Kalbim yaralı, belki de ruhum ya da benliğim... Ben yaralıyım.

O kadar yoruldum ki… Kalbim, beynim... Tüm yaşam noktalarım ölse de kurtulsam diyorum ama ne fayda ki ölünce elime ne geçecek ki... Bazen diyorum ki ben niye varım, niye yaşıyorum?

Acaba benim için yaşayan var mı? Beni değerli gören ya da acaba ben biri için mi hayattayım?

Hayatın karmakarışık odağı olmuşum gibi bir his var. Ölmek istemiyorum ama yaşamak da haddinden fazla zorlayıcı olmaya başladı gibi. Bizlerin hayatı anlamlandıramadığı ve hayatı anlamadığı gibi belki de hayat da karşımıza ne çıkarırsa çıkarsın bize kendini sevdiremediği gerçeğinin karşısında zorlamayı ele aldı.

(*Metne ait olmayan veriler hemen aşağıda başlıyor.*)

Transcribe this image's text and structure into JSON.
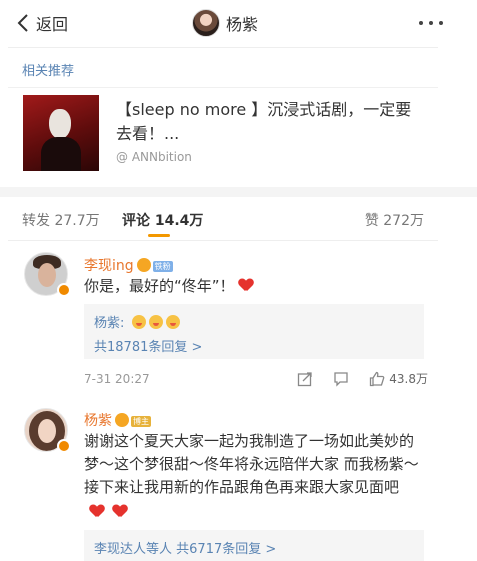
{
  "header": {
    "back_label": "返回",
    "title": "杨紫",
    "more_icon": "more-dots-icon"
  },
  "related": {
    "title": "相关推荐",
    "text": "【sleep no more 】沉浸式话剧，一定要去看！...",
    "source": "@ ANNbition"
  },
  "tabs": {
    "repost": "转发 27.7万",
    "comment": "评论 14.4万",
    "like": "赞 272万"
  },
  "colors": {
    "accent": "#f39800",
    "link": "#5a84b3",
    "username": "#e8772e",
    "heart": "#e5322d"
  },
  "comments": [
    {
      "user": "李现ing",
      "badge": "铁粉",
      "text": "你是，最好的“佟年”！",
      "reply_prefix": "杨紫:",
      "reply_count": "共18781条回复 >",
      "time": "7-31 20:27",
      "likes": "43.8万"
    },
    {
      "user": "杨紫",
      "badge": "博主",
      "text": "谢谢这个夏天大家一起为我制造了一场如此美妙的梦～这个梦很甜～佟年将永远陪伴大家 而我杨紫～接下来让我用新的作品跟角色再来跟大家见面吧",
      "reply_prefix": "李现达人等人",
      "reply_count": "共6717条回复 >"
    }
  ]
}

Hayat değil zor olanlar, bizdik. Hiçbir şekilde açık bakmadığımız hayata bir kez olsun sarılsaydık belki de hiç bu kadar zorlayıcı olmazdı nefes almak. Hayat bize bir ders değil, birçok ders verdiği halde aynı hataları tekrarlayıp durduk ve buna insan hata yapabilir dedik. Her zorluğun karşısında:

Hayat ne diye var?

Niye yaşıyoruz ki?

Niye doğduk ki?

Hayat ben acı çekim diye mi var?

Gibi, gibi ve daha gibi sorular var.